If the tensions between movement, perception and the conscious systematization of both cannot be resolved through bodily dispositions alone, then, Simondon claims, the need arises for a heterogeneous mediator,48 or in terms that avoid the dangers of mediation, a transductor arises. Think of the toilet flush, the bucket or the scented candle of our previous examples, as well as the degrees of automation each implies. In all of these cases, as media theorist Aurora Hoel would claim,

object images allow the human being to handle phenomena from extremely disparate orders of magnitude (the very small, large, heavy, hot, cold, toxic, corrosive, etc.) as if these phenomena belonged to an order homogeneous to its own. The introduction of an object image (say, a lever) induces an inventive phase shift in the human-world system by initiating a new middle-order regime of reality in which a new readiness for action comes to prevail: equipped with a lever, the human being can lift loads many times its own weight. In addition to tools and machines, Simondon’s list of object images includes artworks, monuments, clothing fashions, and proverbs in language. Indeed, by his lights, all created objects or artifacts are to some extent adaptive mediators.49

The germinal effect of object-images is that in their transductive potential of resolving disparate tensions between different orders of magnitude, they effectively restore the continuity of activity that has been interrupted.
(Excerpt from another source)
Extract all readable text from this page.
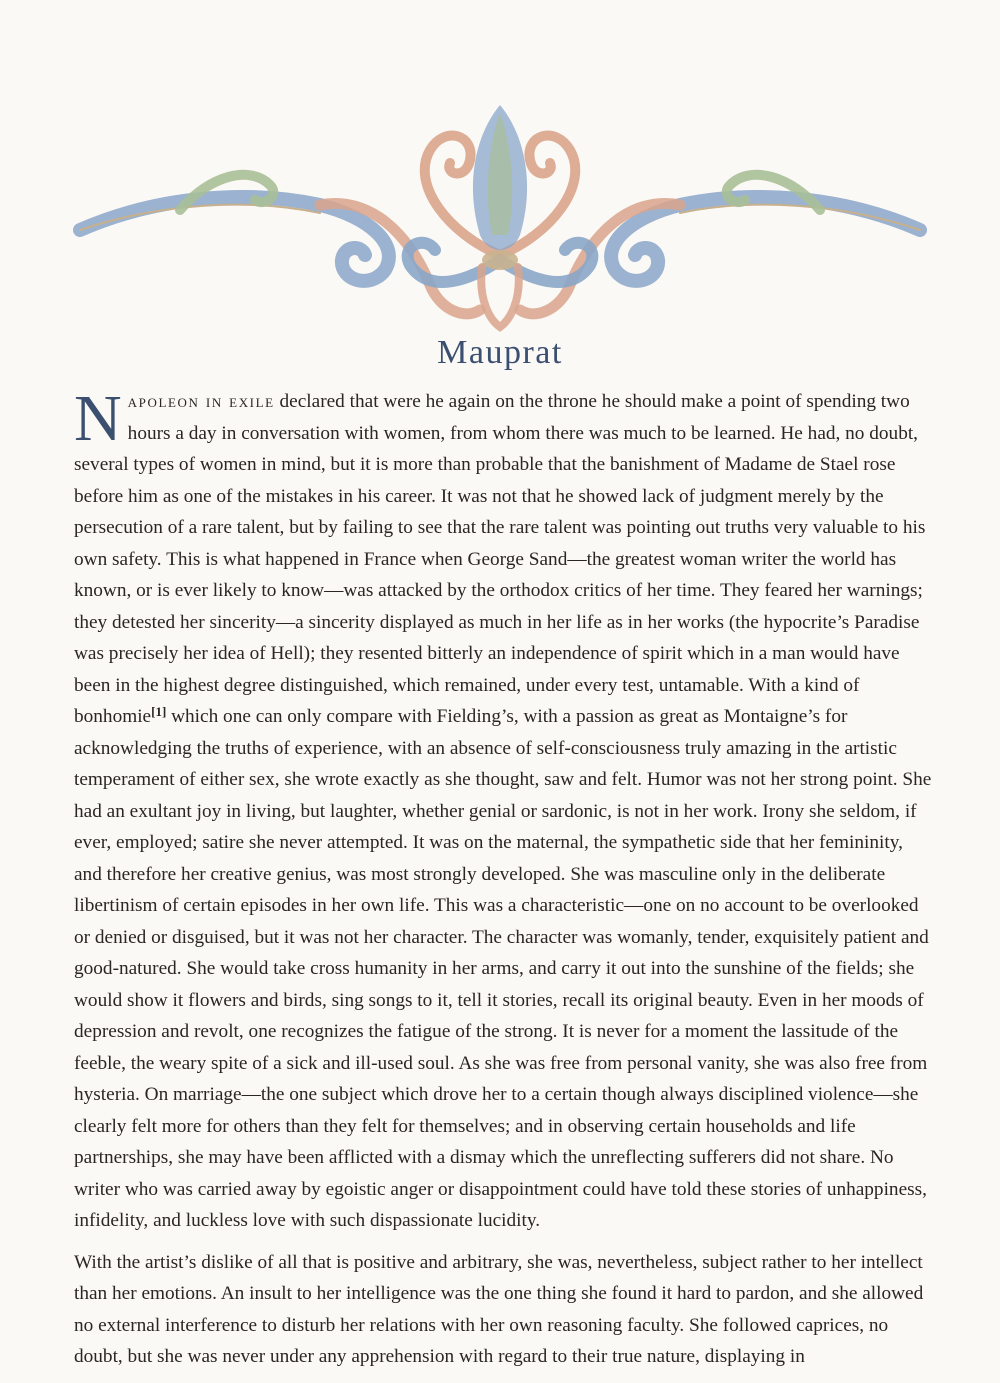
Mauprat

Napoleon in exile declared that were he again on the throne he should make a point of spending two hours a day in conversation with women, from whom there was much to be learned. He had, no doubt, several types of women in mind, but it is more than probable that the banishment of Madame de Stael rose before him as one of the mistakes in his career. It was not that he showed lack of judgment merely by the persecution of a rare talent, but by failing to see that the rare talent was pointing out truths very valuable to his own safety. This is what happened in France when George Sand—the greatest woman writer the world has known, or is ever likely to know—was attacked by the orthodox critics of her time. They feared her warnings; they detested her sincerity—a sincerity displayed as much in her life as in her works (the hypocrite’s Paradise was precisely her idea of Hell); they resented bitterly an independence of spirit which in a man would have been in the highest degree distinguished, which remained, under every test, untamable. With a kind of bonhomie[1] which one can only compare with Fielding’s, with a passion as great as Montaigne’s for acknowledging the truths of experience, with an absence of self-consciousness truly amazing in the artistic temperament of either sex, she wrote exactly as she thought, saw and felt. Humor was not her strong point. She had an exultant joy in living, but laughter, whether genial or sardonic, is not in her work. Irony she seldom, if ever, employed; satire she never attempted. It was on the maternal, the sympathetic side that her femininity, and therefore her creative genius, was most strongly developed. She was masculine only in the deliberate libertinism of certain episodes in her own life. This was a characteristic—one on no account to be overlooked or denied or disguised, but it was not her character. The character was womanly, tender, exquisitely patient and good-natured. She would take cross humanity in her arms, and carry it out into the sunshine of the fields; she would show it flowers and birds, sing songs to it, tell it stories, recall its original beauty. Even in her moods of depression and revolt, one recognizes the fatigue of the strong. It is never for a moment the lassitude of the feeble, the weary spite of a sick and ill-used soul. As she was free from personal vanity, she was also free from hysteria. On marriage—the one subject which drove her to a certain though always disciplined violence—she clearly felt more for others than they felt for themselves; and in observing certain households and life partnerships, she may have been afflicted with a dismay which the unreflecting sufferers did not share. No writer who was carried away by egoistic anger or disappointment could have told these stories of unhappiness, infidelity, and luckless love with such dispassionate lucidity.

With the artist’s dislike of all that is positive and arbitrary, she was, nevertheless, subject rather to her intellect than her emotions. An insult to her intelligence was the one thing she found it hard to pardon, and she allowed no external interference to disturb her relations with her own reasoning faculty. She followed caprices, no doubt, but she was never under any apprehension with regard to their true nature, displaying in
In doing so, object-images restore movement (albeit differentiated), and in restoring movement, they are bootstrapping the imagistic cycle once again (albeit differentiated): a transductive object-image that alters motricity and therefore leads to novel perceptions (remember our discussion on senses and their dependence on the automation of our sensibilities), leading to eventually differentiated systematizations of past and future values. In addition, by dint of their detachability, object-images can be circulated, shared, communicated and transmitted to a radically broader extent, so much so that it would demand the development of a plethora of sciences (those that can be called generic, major or royal) that deal precisely with that: how one can study and optimize the circulation of object-images, from early Enlightenment encyclopedias to endless typologies in architecture. It is these generic sciences that find their ultimate (automated) apotheosis in contemporary artificial intelligence, albeit with a crucial twist.
The breaking of the imagistic cycle that artificial intelligence induces by exhaustingly annotating object-images effectively disables their transductive capacities, in the sense that it deprives them of any indeterminacy. Remember Simondon’s claim that the degree of any technicity is raised when automation leads to an increase of sensitivity to indeterminacy, to outside information, and subsequently that a rise in degrees of indeterminacy allows our sensitivity to be modulated. The thousands upon thousands of heavy, underpaid, human labor hours of annotating literally every object-image that can be of (commercial) interest, make those object-images so determined but also so dependent simply on each other, that new rules emerge in order to sustain a now annotative (and not imagistic) cycle. Due to the demands of the annotative cycle, motricity, perception and temporal systematization are completely cut off: movement and activity are of no interest, besides the activity implied in annotation itself. In the emerging regime of imagistic alienation, not only does the horse never horse but, almost by definition, there is no interest in any invention other than those that restore the continuity of annotative activity.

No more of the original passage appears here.